In eukaryotes, ATP-dependent chromatin-remodelling complexes have an important function in regulating promoter accessibility for transcription. Complexes such as SWI2SNF2 alter — or 'remodel' — the nucleosome architecture using energy from ATP hydrolysis. Little is known about how chromatin-remodelling activity is regulated. However, two reports in Science Express now reveal a link between the small-molecule inositol polyphosphates and chromatin remodelling.

In a genetic screen for mutants defective in transcription of the phosphate-responsive PHO5 gene, Erin O'Shea and colleagues identified mutations in ARG82/IPK2 — a gene encoding a nuclear inositol polyphosphate kinase. The importance of this kinase in PHO5 induction was confirmed, as the PHO5 messenger RNA level and chromatin-remodelling activity were reduced in an arg82/ipk2 mutant strain.

O'Shea and colleagues then showed, by assaying PHO5 induction in various strains each containing a different defective chromatin-remodelling component, that the SWI–SNF and INO80 complexes, but not others, are required for efficient remodelling of PHO5 chromatin. Next, they examined the effects of various mutant enzymes of the inositol polyphosphate pathway on PHO5 transcription. O'Shea and co-workers found that the transcriptional defect is due to the lack of inositol tetrakisphosphate (InsP4) and inositol pentakisphosphate (InsP5) — rather than the accumulation of inositol triphosphate (InsP3), or the lack of inositol hexakisphosphate (InsP6), the final product in the synthesis pathway.
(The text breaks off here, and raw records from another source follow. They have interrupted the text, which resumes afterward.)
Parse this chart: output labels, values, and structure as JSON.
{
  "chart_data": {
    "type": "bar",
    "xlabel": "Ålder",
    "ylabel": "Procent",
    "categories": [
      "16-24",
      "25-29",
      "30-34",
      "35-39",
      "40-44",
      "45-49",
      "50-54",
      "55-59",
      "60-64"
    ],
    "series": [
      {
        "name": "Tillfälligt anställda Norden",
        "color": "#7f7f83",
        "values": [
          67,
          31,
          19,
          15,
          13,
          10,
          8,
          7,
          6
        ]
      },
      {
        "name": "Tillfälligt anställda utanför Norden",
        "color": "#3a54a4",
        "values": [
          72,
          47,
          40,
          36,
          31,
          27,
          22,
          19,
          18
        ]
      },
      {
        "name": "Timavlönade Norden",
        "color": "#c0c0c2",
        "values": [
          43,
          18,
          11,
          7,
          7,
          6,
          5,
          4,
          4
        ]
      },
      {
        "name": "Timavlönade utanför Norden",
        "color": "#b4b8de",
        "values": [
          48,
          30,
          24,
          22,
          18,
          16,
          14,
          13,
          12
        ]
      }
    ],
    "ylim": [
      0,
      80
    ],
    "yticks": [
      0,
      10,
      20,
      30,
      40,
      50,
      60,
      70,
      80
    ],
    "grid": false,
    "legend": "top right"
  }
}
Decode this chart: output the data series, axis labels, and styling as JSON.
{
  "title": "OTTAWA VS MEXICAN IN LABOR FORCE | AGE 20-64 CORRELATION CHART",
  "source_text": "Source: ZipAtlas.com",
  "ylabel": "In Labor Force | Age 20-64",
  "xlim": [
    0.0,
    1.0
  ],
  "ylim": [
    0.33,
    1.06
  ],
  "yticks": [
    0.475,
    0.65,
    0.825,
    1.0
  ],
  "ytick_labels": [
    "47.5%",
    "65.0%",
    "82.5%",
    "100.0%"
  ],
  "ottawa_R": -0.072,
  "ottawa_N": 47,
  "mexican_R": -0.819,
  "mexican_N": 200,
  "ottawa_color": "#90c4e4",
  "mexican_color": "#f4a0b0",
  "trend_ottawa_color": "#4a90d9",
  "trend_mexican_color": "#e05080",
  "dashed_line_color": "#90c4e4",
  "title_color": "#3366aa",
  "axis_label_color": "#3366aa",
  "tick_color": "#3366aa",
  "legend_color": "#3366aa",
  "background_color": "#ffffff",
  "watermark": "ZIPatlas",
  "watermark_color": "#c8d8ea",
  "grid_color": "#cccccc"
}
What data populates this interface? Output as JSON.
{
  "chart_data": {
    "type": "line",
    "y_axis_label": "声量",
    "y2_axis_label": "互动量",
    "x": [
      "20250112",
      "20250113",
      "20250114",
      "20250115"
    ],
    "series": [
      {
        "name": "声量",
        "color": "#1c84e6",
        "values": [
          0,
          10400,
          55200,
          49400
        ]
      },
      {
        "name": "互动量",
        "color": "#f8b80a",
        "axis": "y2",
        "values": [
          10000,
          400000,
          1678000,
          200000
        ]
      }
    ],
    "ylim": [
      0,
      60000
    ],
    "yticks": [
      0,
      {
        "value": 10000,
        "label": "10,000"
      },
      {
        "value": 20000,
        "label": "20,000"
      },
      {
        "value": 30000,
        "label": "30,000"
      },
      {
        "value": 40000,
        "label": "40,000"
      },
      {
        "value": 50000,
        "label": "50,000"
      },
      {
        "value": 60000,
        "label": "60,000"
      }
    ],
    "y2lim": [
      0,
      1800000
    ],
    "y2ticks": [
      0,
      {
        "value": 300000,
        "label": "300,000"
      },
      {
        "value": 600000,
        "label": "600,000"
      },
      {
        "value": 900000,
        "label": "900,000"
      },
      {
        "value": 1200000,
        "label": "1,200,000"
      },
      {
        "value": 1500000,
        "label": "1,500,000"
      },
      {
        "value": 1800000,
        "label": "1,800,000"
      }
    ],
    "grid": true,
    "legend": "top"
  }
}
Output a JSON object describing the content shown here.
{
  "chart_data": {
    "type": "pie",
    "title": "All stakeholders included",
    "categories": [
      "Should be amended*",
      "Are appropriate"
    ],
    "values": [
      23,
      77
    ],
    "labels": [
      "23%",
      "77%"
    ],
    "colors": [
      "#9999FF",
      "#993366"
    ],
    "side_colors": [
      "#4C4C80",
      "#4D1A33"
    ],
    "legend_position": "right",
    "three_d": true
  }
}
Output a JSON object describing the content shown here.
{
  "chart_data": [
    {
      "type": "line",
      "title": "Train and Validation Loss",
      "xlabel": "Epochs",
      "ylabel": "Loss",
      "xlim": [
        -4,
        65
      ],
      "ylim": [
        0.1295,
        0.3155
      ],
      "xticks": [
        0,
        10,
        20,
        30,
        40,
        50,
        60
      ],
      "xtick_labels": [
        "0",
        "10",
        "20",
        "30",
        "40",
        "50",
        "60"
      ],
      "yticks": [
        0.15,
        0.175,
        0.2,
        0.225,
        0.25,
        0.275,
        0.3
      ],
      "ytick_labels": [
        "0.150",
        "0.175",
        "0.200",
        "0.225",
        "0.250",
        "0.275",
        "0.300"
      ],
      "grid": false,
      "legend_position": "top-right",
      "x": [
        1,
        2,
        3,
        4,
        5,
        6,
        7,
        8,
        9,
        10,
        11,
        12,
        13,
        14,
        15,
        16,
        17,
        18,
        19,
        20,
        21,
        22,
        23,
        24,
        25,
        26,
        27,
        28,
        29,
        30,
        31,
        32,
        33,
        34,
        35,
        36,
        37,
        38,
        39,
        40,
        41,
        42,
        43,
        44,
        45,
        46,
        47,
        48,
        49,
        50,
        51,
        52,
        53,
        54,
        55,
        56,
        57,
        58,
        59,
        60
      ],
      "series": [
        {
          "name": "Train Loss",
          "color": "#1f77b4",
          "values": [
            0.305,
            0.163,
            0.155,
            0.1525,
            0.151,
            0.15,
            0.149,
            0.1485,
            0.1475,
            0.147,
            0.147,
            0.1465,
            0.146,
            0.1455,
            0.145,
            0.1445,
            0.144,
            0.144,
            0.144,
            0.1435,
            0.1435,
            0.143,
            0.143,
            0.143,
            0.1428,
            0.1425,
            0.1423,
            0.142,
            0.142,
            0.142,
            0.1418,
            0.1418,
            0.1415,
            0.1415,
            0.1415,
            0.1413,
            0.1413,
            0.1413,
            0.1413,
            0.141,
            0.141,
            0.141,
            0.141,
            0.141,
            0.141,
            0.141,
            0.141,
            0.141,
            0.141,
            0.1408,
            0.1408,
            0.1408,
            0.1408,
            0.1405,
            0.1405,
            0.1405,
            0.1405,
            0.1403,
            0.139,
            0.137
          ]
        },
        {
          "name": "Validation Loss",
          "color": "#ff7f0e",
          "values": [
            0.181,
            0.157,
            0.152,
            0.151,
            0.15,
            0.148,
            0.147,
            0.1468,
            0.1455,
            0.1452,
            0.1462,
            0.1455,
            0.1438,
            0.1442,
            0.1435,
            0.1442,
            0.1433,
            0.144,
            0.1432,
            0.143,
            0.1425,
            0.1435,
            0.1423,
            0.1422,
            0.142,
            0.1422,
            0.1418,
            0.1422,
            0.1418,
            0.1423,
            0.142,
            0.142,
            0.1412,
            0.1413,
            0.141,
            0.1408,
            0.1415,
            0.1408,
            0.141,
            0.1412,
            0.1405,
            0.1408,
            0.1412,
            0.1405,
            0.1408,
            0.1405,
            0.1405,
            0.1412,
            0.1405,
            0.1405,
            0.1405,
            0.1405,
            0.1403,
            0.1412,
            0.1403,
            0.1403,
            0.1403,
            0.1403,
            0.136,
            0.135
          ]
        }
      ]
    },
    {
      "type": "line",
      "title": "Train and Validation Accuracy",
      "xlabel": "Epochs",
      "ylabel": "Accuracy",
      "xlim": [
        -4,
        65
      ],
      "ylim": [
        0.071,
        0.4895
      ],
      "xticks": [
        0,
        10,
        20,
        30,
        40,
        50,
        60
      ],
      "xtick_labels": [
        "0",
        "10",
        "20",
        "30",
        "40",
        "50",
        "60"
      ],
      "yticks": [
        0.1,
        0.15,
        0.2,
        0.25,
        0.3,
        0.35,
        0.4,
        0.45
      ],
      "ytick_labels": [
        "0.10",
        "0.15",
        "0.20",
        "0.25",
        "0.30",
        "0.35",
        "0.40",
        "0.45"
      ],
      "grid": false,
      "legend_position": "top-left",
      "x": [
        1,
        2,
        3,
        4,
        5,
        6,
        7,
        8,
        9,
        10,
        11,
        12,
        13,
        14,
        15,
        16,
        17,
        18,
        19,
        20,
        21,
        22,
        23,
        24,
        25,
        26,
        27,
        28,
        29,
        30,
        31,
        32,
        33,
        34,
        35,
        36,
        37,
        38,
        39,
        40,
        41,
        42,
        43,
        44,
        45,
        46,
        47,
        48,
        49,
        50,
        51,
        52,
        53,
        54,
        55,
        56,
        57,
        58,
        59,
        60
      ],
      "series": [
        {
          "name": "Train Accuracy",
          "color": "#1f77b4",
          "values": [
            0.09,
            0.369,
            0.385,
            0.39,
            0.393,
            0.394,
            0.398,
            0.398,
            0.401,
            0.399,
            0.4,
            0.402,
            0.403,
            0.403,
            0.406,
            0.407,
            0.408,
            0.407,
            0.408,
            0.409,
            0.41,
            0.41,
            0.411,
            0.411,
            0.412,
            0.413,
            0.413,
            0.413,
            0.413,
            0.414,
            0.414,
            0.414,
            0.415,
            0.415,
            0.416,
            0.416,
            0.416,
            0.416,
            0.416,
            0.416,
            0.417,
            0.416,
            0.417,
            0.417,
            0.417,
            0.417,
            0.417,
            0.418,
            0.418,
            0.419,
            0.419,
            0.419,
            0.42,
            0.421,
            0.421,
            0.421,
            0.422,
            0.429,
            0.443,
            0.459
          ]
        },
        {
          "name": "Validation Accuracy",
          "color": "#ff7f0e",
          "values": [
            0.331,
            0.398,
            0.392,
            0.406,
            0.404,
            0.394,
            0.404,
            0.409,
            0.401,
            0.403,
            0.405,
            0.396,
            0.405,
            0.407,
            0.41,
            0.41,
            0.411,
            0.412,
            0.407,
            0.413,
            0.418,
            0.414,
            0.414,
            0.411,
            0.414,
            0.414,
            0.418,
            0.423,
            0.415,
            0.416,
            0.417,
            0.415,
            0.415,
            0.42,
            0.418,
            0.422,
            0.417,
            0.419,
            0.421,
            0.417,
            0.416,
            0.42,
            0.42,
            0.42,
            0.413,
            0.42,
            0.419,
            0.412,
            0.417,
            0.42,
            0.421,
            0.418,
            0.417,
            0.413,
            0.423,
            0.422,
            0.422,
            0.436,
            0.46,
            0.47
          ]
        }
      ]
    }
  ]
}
So, what is the connection between inositol polyphosphate metabolism and chromatin remodelling? A preliminary insight was obtained by carrying out chromatin immunoprecipitation experiments. Deletion of ARG82/IPK2 decreased the recruitment of INO80 to the phosphate-responsive promoters of PHO5 and PHO84 , and SNF2 to PHO84, which implies that InsP4/InsP5 metabolism regulates the function of chromatin-remodelling complexes.

Using an in vitro approach, Carl Wu and colleagues tested the effects of various inositol polyphosphates on several chromatin-remodelling complexes in a nucleosome mobilization assay. Nucleosome mobilization — as well as ATPase activity — by the NURF, ISW2, and INO80 complexes was inhibited by InsP6. By contrast, InsP6 had no effect on SWI–SNF, but InsP4 and InsP5 stimulated nucleosome mobilization and ATP hydrolysis of SWI–SNF — which is consistent with O'Shea's data.

Through in vivo studies, Wu and co-workers showed that the mRNA level of the inositol-1-phosphate synthase ( INO1 ) gene was reduced in an arg82/ipk2 mutant strain and could be rescued by introduction of wild-type IPK2, which, again, confirms that InsP4 and InsP5 products are indeed required for gene expression.

So, inositol polyphosphates can modulate chromatin-remodelling activity of various complexes including INO80, SNF2 and ISW2. Yet the mechanisms by which inositol polyphosphates affect the recruitment of chromatin-remodelling complexes are still unclear. Future studies of inositol polyphosphate metabolism and its regulation by different physiological conditions might further uncover this signalling link to chromatin.